WCAG 2.2 · Success Criterion 3.3.2 Labels or Instructions (Level A) · Critical

Every text input needs a persistent label. Placeholder text disappears as soon as the user starts typing, so screen-reader users who tab back into the field hear nothing.

How to fix:

// Placeholder only — not enough <TextInput placeholder="Email address" /> // Explicit accessibility label <TextInput placeholder="you@example.com" accessibilityLabel="Email address" /> // Visible label + programmatic association <View> <Text nativeID="emailLabel">Email address</Text> <TextInput placeholder="you@example.com" accessibilityLabelledBy="emailLabel" /> </View>

mobile-heading-hierarchy

WCAG 2.2 · Success Criterion 1.3.1 Info and Relationships (Level A) · Major

Screen-reader users often navigate by heading. Skipping levels (for example jumping from h1 to h3) breaks that mental model.

⚠️

The rule requires explicit heading levels to fire. On React Native and Android (Views) it uses the heading’s declared level; on Flutter it uses Semantics(header: true). Compose’s Modifier.semantics { heading() } and SwiftUI’s .accessibilityAddTraits(.isHeader) are markers without numeric levels, so screens built purely in those stacks with multiple headings skip this rule.

How to fix (React Native example):

// Skipped level <Text accessibilityRole="header" aria-level={1}>Settings</Text> <Text accessibilityRole="header" aria-level={3}>Notifications</Text> // Sequential levels <Text accessibilityRole="header" aria-level={1}>Settings</Text> <Text accessibilityRole="header" aria-level={2}>Notifications</Text>

Disabling Rules

Sometimes a rule fires on a component you can’t change (for example, a third-party library). Disable the rule globally in your SDK configuration:

import { WelcomingWeb, RULES } from '@welcomingweb/react-native-sdk'; WelcomingWeb.configure({ apiKey: 'YOUR_API_KEY', appId: 'com.yourcompany.yourapp', disabledRules: [ RULES.COLOR_CONTRAST, 'mobile-heading-hierarchy', ], });
⚠️

Disabling a rule suppresses it everywhere, not just on the offending component. Prefer fixing the issue at source, or scope the suppression with the excludeScreens option for screens you can’t control.

Rule Constants

Every SDK exports its rule IDs as constants to avoid hard-coding strings:

ConstantRule ID
MISSING_LABELmobile-missing-accessibility-label
MISSING_ROLEmobile-missing-accessibility-role
TOUCH_TARGETmobile-touch-target-size
IMAGE_MISSING_LABELmobile-image-missing-label
COLOR_CONTRASTmobile-color-contrast
DISABLED_STATEmobile-disabled-state-missing
TEXT_INPUT_LABELmobile-text-input-label
HEADING_HIERARCHYmobile-heading-hierarchy

How Scoring Works

Each scan produces a score from 0 to 100 based on the issues found and the total number of components scanned:

penalty = (critical × 10) + (major × 5) + (minor × 1) max_penalty = total_components × 10 score = max(0, 100 − (penalty / max_penalty × 100))
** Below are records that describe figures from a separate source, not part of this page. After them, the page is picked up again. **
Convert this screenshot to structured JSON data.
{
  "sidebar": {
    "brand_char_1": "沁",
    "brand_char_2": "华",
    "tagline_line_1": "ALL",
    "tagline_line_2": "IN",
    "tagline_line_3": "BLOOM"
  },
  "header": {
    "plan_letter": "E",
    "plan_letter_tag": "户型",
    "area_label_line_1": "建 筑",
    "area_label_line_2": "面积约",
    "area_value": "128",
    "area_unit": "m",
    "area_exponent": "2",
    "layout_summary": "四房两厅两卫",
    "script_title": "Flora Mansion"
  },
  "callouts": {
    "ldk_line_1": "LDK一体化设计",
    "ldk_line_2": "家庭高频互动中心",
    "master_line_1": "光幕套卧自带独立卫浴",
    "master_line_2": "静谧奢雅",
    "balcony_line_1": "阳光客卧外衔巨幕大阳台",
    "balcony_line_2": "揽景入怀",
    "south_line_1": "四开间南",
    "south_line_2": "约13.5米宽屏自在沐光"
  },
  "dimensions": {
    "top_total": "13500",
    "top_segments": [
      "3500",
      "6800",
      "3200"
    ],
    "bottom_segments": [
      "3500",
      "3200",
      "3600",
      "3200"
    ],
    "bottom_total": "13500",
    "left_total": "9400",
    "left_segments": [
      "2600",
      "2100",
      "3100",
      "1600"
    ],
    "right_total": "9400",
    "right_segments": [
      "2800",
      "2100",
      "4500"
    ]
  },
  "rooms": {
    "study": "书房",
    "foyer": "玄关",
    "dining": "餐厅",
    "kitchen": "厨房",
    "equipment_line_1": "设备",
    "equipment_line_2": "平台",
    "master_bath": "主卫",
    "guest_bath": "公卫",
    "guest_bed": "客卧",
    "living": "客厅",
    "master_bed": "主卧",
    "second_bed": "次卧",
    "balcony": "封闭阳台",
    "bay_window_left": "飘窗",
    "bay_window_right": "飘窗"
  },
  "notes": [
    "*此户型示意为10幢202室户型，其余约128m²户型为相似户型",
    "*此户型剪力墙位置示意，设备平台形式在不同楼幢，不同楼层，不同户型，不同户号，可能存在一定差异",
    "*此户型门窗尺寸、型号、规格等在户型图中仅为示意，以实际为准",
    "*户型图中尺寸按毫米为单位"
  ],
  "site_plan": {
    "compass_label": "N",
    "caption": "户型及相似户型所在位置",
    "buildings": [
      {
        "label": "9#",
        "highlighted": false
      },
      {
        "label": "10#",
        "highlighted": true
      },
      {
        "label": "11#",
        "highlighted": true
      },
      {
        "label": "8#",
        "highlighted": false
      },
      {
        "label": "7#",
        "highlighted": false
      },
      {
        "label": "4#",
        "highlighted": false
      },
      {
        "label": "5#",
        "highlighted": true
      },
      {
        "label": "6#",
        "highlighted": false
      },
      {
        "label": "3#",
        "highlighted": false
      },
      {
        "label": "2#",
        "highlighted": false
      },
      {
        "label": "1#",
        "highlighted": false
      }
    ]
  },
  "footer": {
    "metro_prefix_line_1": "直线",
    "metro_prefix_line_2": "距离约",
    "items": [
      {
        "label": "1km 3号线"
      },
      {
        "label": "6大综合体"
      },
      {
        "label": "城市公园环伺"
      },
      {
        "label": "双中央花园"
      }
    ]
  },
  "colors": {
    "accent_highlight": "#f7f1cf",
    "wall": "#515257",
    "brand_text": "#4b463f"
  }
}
A screen with 45 components, 2 critical issues and 1 major issue scores 100 − (25 / 450 × 100) = 94.4.

Session scores are the average of all per-screen scores. The server independently recalculates scores from its own stored data as the source of truth in the dashboard.

The formula is identical on every platform — a scan of the same screen shape from the Android SDK and the Flutter SDK produces the same score, so you can compare builds apples-to-apples even across stacks.

Platform-Specific Notes

Color contrast requires a declared background. On iOS, Android and Flutter, the rule returns nothing when no ancestor declares a background colour — silence is better than false positives. Set an explicit backgroundColor on your root container to get accurate results.

Heading hierarchy limitations. Compose (Modifier.semantics { heading() }) and SwiftUI (.accessibilityAddTraits(.isHeader)) don’t expose numeric heading levels, so the heading-hierarchy rule doesn’t fire on screens built purely in those stacks. On React Native use aria-level; on Android Views, use android:accessibilityHeading; on Flutter wrap with Semantics(header: true).

Custom view role detection. On Android, custom View subclasses with tap handlers won’t get a role automatically — they’ll trip mobile-missing-accessibility-role. Declare the role via ViewCompat.setAccessibilityDelegate or use a framework widget.